All three are promoting mathematical impossibilities. All three are protecting monopolistic behavior and refusing to address specific laws that were passed to protect that behavior and special government-granted privilege; without those protections that monopolistic behavior would immediately collapse.
And worse, none of them has proposed a damn thing to deal with what the Supreme Court just did, which is grant a permanent ability to the Federal Government to compel any behavior by linking it to a tax. Some examples of where this can (and might in the near future!) go include:
You probably think I'm kidding on this. I'm not. This is what the Roberts Court held. There is literally nothing that Congress cannot mandate that you do, or not do, under penalty of paying a tax. All that was unconstitutional before the ruling now is explicitly constitutional if the only "compulsion" to do (or not do) a given thing is that you will be taxed if you refuse. The court promised to review "reasonableness" of any such taxes in the future, but note that at the same time the court ignored two other problems with the Health Care law, making a lie of their claim of "future reasonableness" tests right up front:
- You make cars. You're told to sell a car to anyone who makes under $25,000 a year for $5,000. This is of course under your cost of production. If you refuse, every car you make is subject to a $5,000 tax. This is now Constitutional, as of this last week.
- You would like to have three kids. The government decides that you may have only two. If you have get pregnant with a third and refuse to have an abortion you must pay $10,000 a year in additional tax forever. This is now Constitutional, as of last week.
- You may have all the abortions you want, but each costs $10,000 in tax. This is Constitutional, as of last week.
- You must eat Broccoli and submit receipts with your 1040 proving you bought 1lb of Broccoli per person in your household per week. If you do not, you must pay $5,000 in additional tax. This is Constitutional, as of last week.

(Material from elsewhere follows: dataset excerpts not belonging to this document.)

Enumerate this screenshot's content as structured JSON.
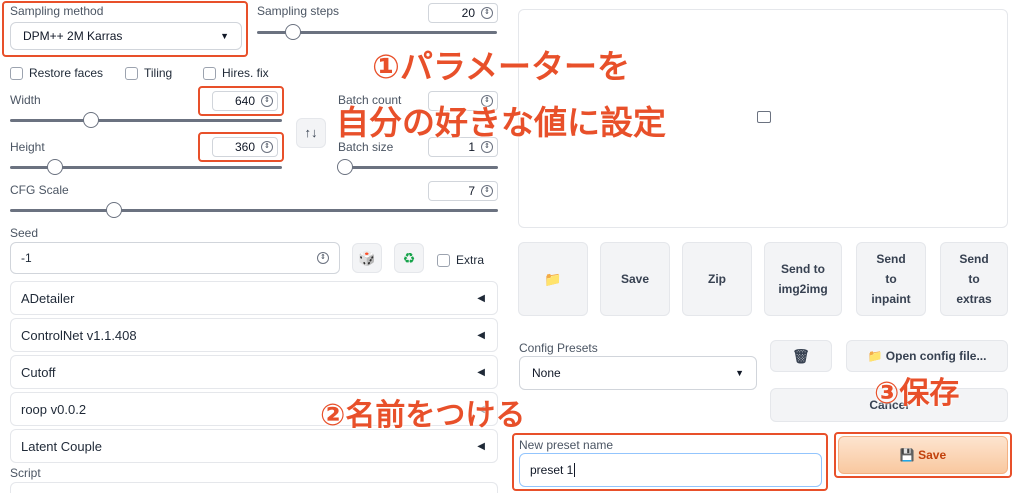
{
  "left": {
    "sampling_method": {
      "label": "Sampling method",
      "value": "DPM++ 2M Karras"
    },
    "sampling_steps": {
      "label": "Sampling steps",
      "value": "20",
      "fraction": 0.19
    },
    "checkboxes": [
      {
        "label": "Restore faces"
      },
      {
        "label": "Tiling"
      },
      {
        "label": "Hires. fix"
      }
    ],
    "width": {
      "label": "Width",
      "value": "640",
      "fraction": 0.29
    },
    "height": {
      "label": "Height",
      "value": "360",
      "fraction": 0.16
    },
    "batch_count": {
      "label": "Batch count"
    },
    "batch_size": {
      "label": "Batch size",
      "value": "1",
      "fraction": 0.0
    },
    "cfg_scale": {
      "label": "CFG Scale",
      "value": "7",
      "fraction": 0.22
    },
    "seed": {
      "label": "Seed",
      "value": "-1",
      "extra_label": "Extra"
    },
    "accordions": [
      "ADetailer",
      "ControlNet v1.1.408",
      "Cutoff",
      "roop v0.0.2",
      "Latent Couple"
    ],
    "script_label": "Script",
    "swap_icon": "↑↓"
  },
  "right": {
    "buttons": {
      "folder": "📁",
      "save": "Save",
      "zip": "Zip",
      "img2img": "Send to\nimg2img",
      "inpaint": "Send\nto\ninpaint",
      "extras": "Send\nto\nextras"
    },
    "config_presets": {
      "label": "Config Presets",
      "value": "None"
    },
    "trash_icon": "🗑",
    "open_config": "📁 Open config file...",
    "cancel": "Cancel",
    "new_preset": {
      "label": "New preset name",
      "value": "preset 1"
    },
    "save_preset": "💾 Save"
  },
  "annotations": {
    "step1_line1": "①パラメーターを",
    "step1_line2": "自分の好きな値に設定",
    "step2": "②名前をつける",
    "step3": "③保存"
  },
  "colors": {
    "annotation": "#e8502a",
    "save_button": "#fbd9bc"
  }
}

- If you are more than 10lbs overweight you must pay $2,000 of additional tax for every 10lbs overweight you are, with no cap. This is Constitutional, as of last week.
In short the USSC has become no more legitimate than the North Korean government and is unworthy of your respect.
- Direct taxes are unconstitutional without being apportioned. This is clearly a direct tax and it is not apportioned. It is therefore unconstitutional, but the USSC simply ignored this. (The 16th Amendment was required to make income taxes constitutional for this reason.)
- The Anti-Injunction Act prohibits suing the government over a tax until you have actually paid it. This means that if the PPACA "penalty" is a tax then the entire lawsuit that went to the USSC is moot as it's not yet "ripe" (since nobody has yet paid the tax.) If they were going to find that this was a tax they were thus bound to dismiss the entire complaint as unripe. They ignored that too.